Check out Diagnosis Murder: The House on Sycamore Street, a television movie from 30 years ago. This one is a lot of fun, and the highlight is seeing Dick perched precariously and racing on roller-skates, pursuing a criminal in a high-speed chase through downtown Los Angeles. A real hoot!
And Dick is a big hit across the Pond. Sure, he took a ribbing for his self-admitted botch-up of a Cockney dialect in Mary Poppins.
“But what does it matter? It worked!” as his good friend and fellow reformed alcoholic, Sir Anthony Hopkins, put it some years ago.
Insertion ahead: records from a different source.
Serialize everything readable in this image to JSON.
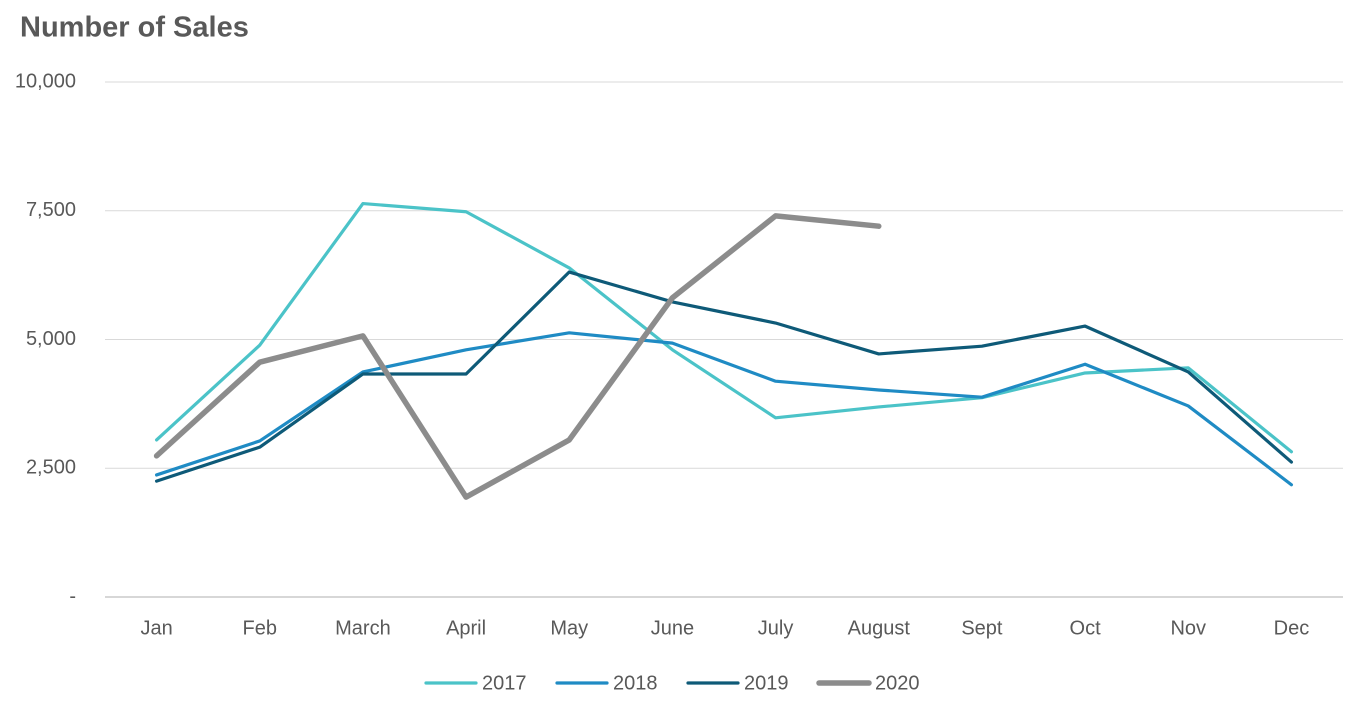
{
  "chart_data": {
    "type": "line",
    "title": "Number of Sales",
    "categories": [
      "Jan",
      "Feb",
      "March",
      "April",
      "May",
      "June",
      "July",
      "August",
      "Sept",
      "Oct",
      "Nov",
      "Dec"
    ],
    "series": [
      {
        "name": "2017",
        "color": "#4bc3c8",
        "values": [
          3050,
          4890,
          7640,
          7480,
          6390,
          4800,
          3480,
          3690,
          3870,
          4350,
          4450,
          2820
        ]
      },
      {
        "name": "2018",
        "color": "#1f8bc4",
        "values": [
          2370,
          3030,
          4370,
          4800,
          5130,
          4930,
          4190,
          4020,
          3880,
          4520,
          3710,
          2180
        ]
      },
      {
        "name": "2019",
        "color": "#0e5a78",
        "values": [
          2250,
          2910,
          4330,
          4330,
          6310,
          5730,
          5320,
          4720,
          4870,
          5260,
          4370,
          2620
        ]
      },
      {
        "name": "2020",
        "color": "#8c8c8c",
        "values": [
          2740,
          4560,
          5070,
          1940,
          3050,
          5810,
          7400,
          7200,
          null,
          null,
          null,
          null
        ]
      }
    ],
    "ylim": [
      0,
      10000
    ],
    "yticks": [
      {
        "value": 0,
        "label": "-"
      },
      {
        "value": 2500,
        "label": "2,500"
      },
      {
        "value": 5000,
        "label": "5,000"
      },
      {
        "value": 7500,
        "label": "7,500"
      },
      {
        "value": 10000,
        "label": "10,000"
      }
    ],
    "grid": true,
    "legend": "bottom"
  }
}
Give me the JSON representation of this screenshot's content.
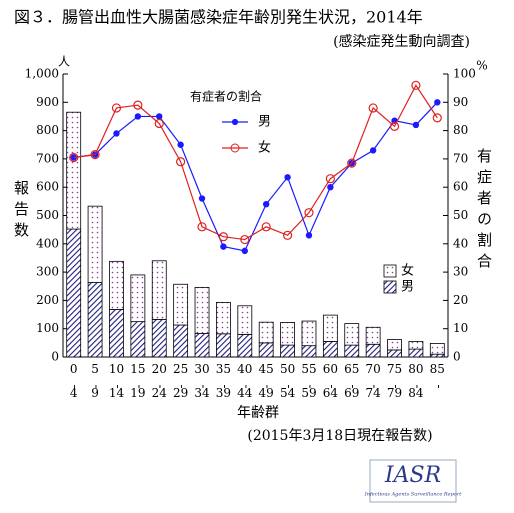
{
  "chart_data": {
    "type": "bar",
    "title": "図３．腸管出血性大腸菌感染症年齢別発生状況，2014年",
    "subtitle": "(感染症発生動向調査)",
    "y_label": "報告数",
    "y_unit": "人",
    "y2_label": "有症者の割合",
    "y2_unit": "%",
    "x_label": "年齢群",
    "note": "(2015年3月18日現在報告数)",
    "line_legend_title": "有症者の割合",
    "categories": [
      "0-4",
      "5-9",
      "10-14",
      "15-19",
      "20-24",
      "25-29",
      "30-34",
      "35-39",
      "40-44",
      "45-49",
      "50-54",
      "55-59",
      "60-64",
      "65-69",
      "70-74",
      "75-79",
      "80-84",
      "85-"
    ],
    "series": [
      {
        "name": "男",
        "type": "bar",
        "color": "#1f1f80",
        "values": [
          452,
          263,
          168,
          125,
          133,
          113,
          83,
          82,
          80,
          50,
          42,
          40,
          55,
          42,
          45,
          25,
          28,
          10
        ]
      },
      {
        "name": "女",
        "type": "bar",
        "color": "#8a3a9a",
        "values": [
          413,
          270,
          170,
          165,
          207,
          144,
          163,
          111,
          101,
          73,
          80,
          87,
          93,
          76,
          60,
          37,
          27,
          38
        ]
      },
      {
        "name": "男",
        "type": "line",
        "axis": "y2",
        "color": "#1a1aff",
        "values": [
          70.5,
          71.5,
          79,
          85,
          85,
          75,
          56,
          39,
          37.5,
          54,
          63.5,
          43,
          60,
          68.5,
          73,
          83.5,
          82,
          90
        ]
      },
      {
        "name": "女",
        "type": "line",
        "axis": "y2",
        "color": "#e02020",
        "values": [
          70.5,
          71.5,
          88,
          89,
          82.5,
          69,
          46,
          42.5,
          41.5,
          46,
          43,
          51,
          63,
          68.5,
          88,
          81.5,
          96,
          84.5
        ]
      }
    ],
    "ylim": [
      0,
      1000
    ],
    "yticks": [
      0,
      100,
      200,
      300,
      400,
      500,
      600,
      700,
      800,
      900,
      {
        "value": 1000,
        "label": "1,000"
      }
    ],
    "y2lim": [
      0,
      100
    ],
    "y2ticks": [
      0,
      10,
      20,
      30,
      40,
      50,
      60,
      70,
      80,
      90,
      100
    ],
    "logo": {
      "text": "IASR",
      "subtitle": "Infectious Agents Surveillance Report"
    }
  }
}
Dick and Hopkins both quit drinking not 50 years ago. Both are advisers to the same LA-based chapter of Alcoholics Anonymous, so good for them.
British fans love Dick. One of them is English critic Natalie Haynes of The Guardian.
“…‘Diagnosis Murder’ is, without any trace of competition, my favourite detective show of all time, bar none, ever,” Haynes recently wrote. “I like it so much that the theme music by the ever-excellent Dick DeBenedictis is the ringtone on my ’phone. Even bad news sounds good when prefaced by that cheery clarinet! I like the show so much that I am replacing my glass of water on a ‘Diagnosis Murder’ coaster in between typing sentences. Yes, I have four. And they were a Valentine’s gift. Envy me. I like it so much that I have a signed photo over my desk of Dick Van Dyke in his ‘Diagnosis Murder’ doctor’s coat, holding a skull quizzically. It says, ‘Hi, Natalie! God bless, Dick Van Dyke.’ And if there were a fire I can honestly say I would get it before I made sure all the living people were out of the building.
“DVD is not just a global treasure, he’s a multi-skilled one,” she continues. “In early episodes, Mark Sloan is frequently seen roller-skating, even though DVD is slightly older than the Queen, and everyone says how great she is for her age when she never roller-skates. Or if she does, it’s certainly not on film. In one episode, he interrogates a suspect while tap-dancing. And don’t even start me on his occasional singing with a barbershop quartet, or I will cry with joy!”
And yet for all that, Dick remains humble, eating at Denny’s (look for him singing “Let’s Go Fly a Kite” at said restaurant, on You-Tube) and still maintaining a sincere aw-shucks outlook, as free of what the late Mike Nesmith called “celebrity psychosis” as it’s possible to be.
“I can’t act; I can’t sing; and I can’t dance,” Dick observed recently. “But I just do what I do, and somehow it seems to work.”
He still gets up every day, looking forward to its activities and maintaining that sunny outlook. Seemingly made of rubber, each day he still hits the gym, goes swimming, and he sings. He still takes the stairs (“Don’t favour one leg. You’ll throw your hip out!”) and lifts his legs impossibly high while following Arlene and her sexy dance moves. He hopes to run the 100-yard dash in the Senior Olympics when he turns 100.
And above all, perhaps, Dick remains philosophical.
“Just knowing you don’t have the answers is a recipe for humility, openness, acceptance, forgiveness and an eagerness to learn,” he said, “and those are all good things.”